Our Foresight Review on global safety evidence explores the current data we have, how those data sets are used and what the trends and challenges are for the future evidence base for safety.

At an individual level, nothing is more important or emotive than our safety; our ability to keep ourselves and our loved ones well and out of harm’s way. We need good data and intelligence on what causes harm – at a global, national, industry, community and individual level – to learn from safety failures and improve in the future. Excellent data is essential; each safety failure is an opportunity to know more to prevent future harm.

The Foundation’s latest Foresight Review addresses a subject close to our heart. Lloyd’s Register’s origins lie in the publication of global safety evidence. The Register of Ships was a trusted source of public information, informing stakeholders’ decisions. More than 260 years later we live in a global data age. Yet despite advances in data collection, reporting and analysis, there are still large knowledge gaps, especially in the poorest parts of the world. Improved data is required to make better decisions and target resources where they are most needed. Coupled with data gaps is a changing world: supply chains are increasingly complex, workers move between sectors and countries, and technology enables fresh ways of working. Different approaches in capturing safety data have strengths and weaknesses, with innovative data collection methods and analytical techniques offering new opportunities for safety and risk insights to help us understand, monitor and prevent harm.

There is much to be done if jobs around the world are to be safe and this review will shape what we do as a Foundation.

Dr Ruth Boumphrey

Director of Research, Lloyd’s Register Foundation

Beyond the complex and varied data landscape, our Foresight Review reveals wider considerations. Industries need to factor in the changing way in which decisions are made and the needs of the community for predictive indicators to prevent harm and not just record it. Our research also challenges the very definition of safety data and whether this should be more closely aligned to people’s health as the understanding of safety matures. Alongside tackling safety issues right now, there is a new opportunity to be more predictive, preventing potential problems happening later down the line.

The Foresight Review on global safety evidence was a partnership between the Foundation and the UK’s Health & Safety Executive (HSE), being led by Professor Andrew Curran, Chief Scientific Adviser and Director of Research at HSE. It draws on an international range of experts from many sectors and with different perspectives through interviews and desk studies.
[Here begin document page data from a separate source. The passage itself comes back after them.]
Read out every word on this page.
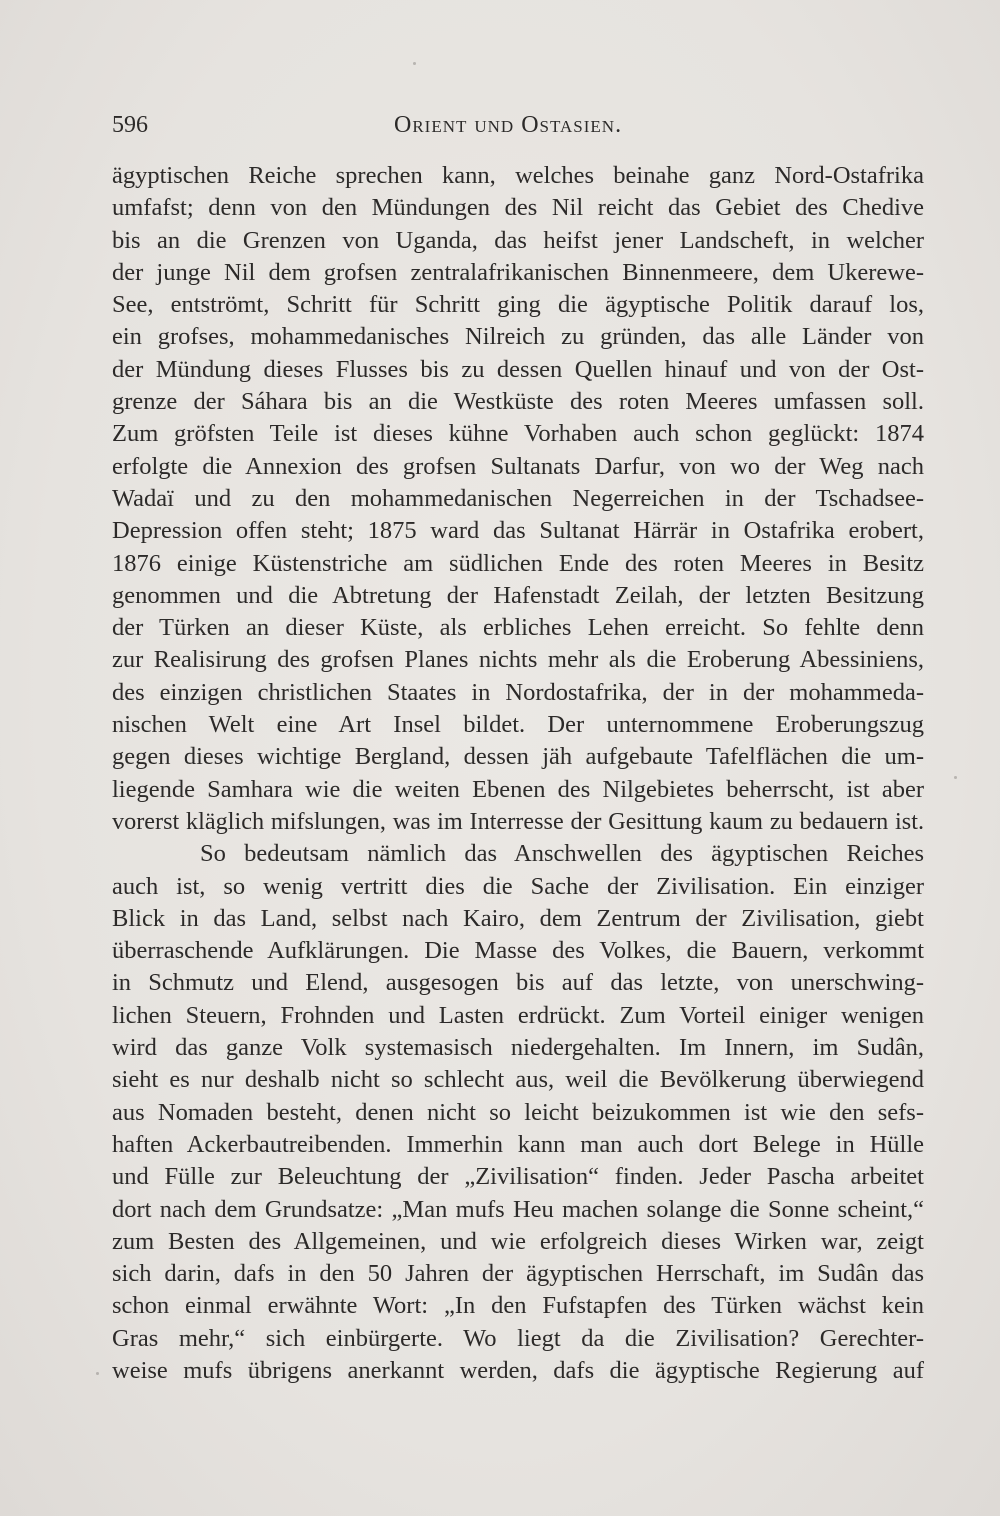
596	Orient und Ostasien.
ägyptischen Reiche sprechen kann, welches beinahe ganz Nord-Ostafrika
umfafst; denn von den Mündungen des Nil reicht das Gebiet des Chedive
bis an die Grenzen von Uganda, das heifst jener Landscheft, in welcher
der junge Nil dem grofsen zentralafrikanischen Binnenmeere, dem Ukerewe-
See, entströmt, Schritt für Schritt ging die ägyptische Politik darauf los,
ein grofses, mohammedanisches Nilreich zu gründen, das alle Länder von
der Mündung dieses Flusses bis zu dessen Quellen hinauf und von der Ost-
grenze der Sáhara bis an die Westküste des roten Meeres umfassen soll.
Zum gröfsten Teile ist dieses kühne Vorhaben auch schon geglückt: 1874
erfolgte die Annexion des grofsen Sultanats Darfur, von wo der Weg nach
Wadaï und zu den mohammedanischen Negerreichen in der Tschadsee-
Depression offen steht; 1875 ward das Sultanat Härrär in Ostafrika erobert,
1876 einige Küstenstriche am südlichen Ende des roten Meeres in Besitz
genommen und die Abtretung der Hafenstadt Zeilah, der letzten Besitzung
der Türken an dieser Küste, als erbliches Lehen erreicht. So fehlte denn
zur Realisirung des grofsen Planes nichts mehr als die Eroberung Abessiniens,
des einzigen christlichen Staates in Nordostafrika, der in der mohammeda-
nischen Welt eine Art Insel bildet. Der unternommene Eroberungszug
gegen dieses wichtige Bergland, dessen jäh aufgebaute Tafelflächen die um-
liegende Samhara wie die weiten Ebenen des Nilgebietes beherrscht, ist aber
vorerst kläglich mifslungen, was im Interresse der Gesittung kaum zu bedauern ist.
So bedeutsam nämlich das Anschwellen des ägyptischen Reiches
auch ist, so wenig vertritt dies die Sache der Zivilisation. Ein einziger
Blick in das Land, selbst nach Kairo, dem Zentrum der Zivilisation, giebt
überraschende Aufklärungen. Die Masse des Volkes, die Bauern, verkommt
in Schmutz und Elend, ausgesogen bis auf das letzte, von unerschwing-
lichen Steuern, Frohnden und Lasten erdrückt. Zum Vorteil einiger wenigen
wird das ganze Volk systemasisch niedergehalten. Im Innern, im Sudân,
sieht es nur deshalb nicht so schlecht aus, weil die Bevölkerung überwiegend
aus Nomaden besteht, denen nicht so leicht beizukommen ist wie den sefs-
haften Ackerbautreibenden. Immerhin kann man auch dort Belege in Hülle
und Fülle zur Beleuchtung der „Zivilisation“ finden. Jeder Pascha arbeitet
dort nach dem Grundsatze: „Man mufs Heu machen solange die Sonne scheint,“
zum Besten des Allgemeinen, und wie erfolgreich dieses Wirken war, zeigt
sich darin, dafs in den 50 Jahren der ägyptischen Herrschaft, im Sudân das
schon einmal erwähnte Wort: „In den Fufstapfen des Türken wächst kein
Gras mehr,“ sich einbürgerte. Wo liegt da die Zivilisation? Gerechter-
weise mufs übrigens anerkannt werden, dafs die ägyptische Regierung auf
Recommendations from the Foundation’s Foresight Review
  • Use existing data sources to identify and communicate global safety priorities and opportunities to continuously improve and enrich available safety data and intelligence.
  • Identify evidence-based interventions and research that can be made by the Foundation, in collaboration with others, to improve world safety outcomes.
    Make global safety analysis and data accessible for public use.
  • Scope education and development programmes for the global community.
Sharing key findings
  • Data quality and reliability varies widely in systems generating data at government, sector and company level, with some countries lacking any functioning systems for health and safety data collection and disclosure
  • Non-safety specific data sets can provide a critical context for safety, such as GDP, the existence of regulatory and enforcement frameworks, transparency and the rigour of notification systems, investments in education and health outcomes.
  • Predictive (leading) indicators will have more impact than lagging indicators of health and safety performance, and improved data collection.
  • Health and safety and chronic disease should be considered together in seeking to understand and track leading indicators of safety.
  • The need to capture and understand data from weak signals, near misses and emerging patterns related to safety performance as well as intelligence from a smaller number of high impact, high profile catastrophes.
  • Unstructured data and new analytical techniques can help us identify a range of health and safety performance indicators.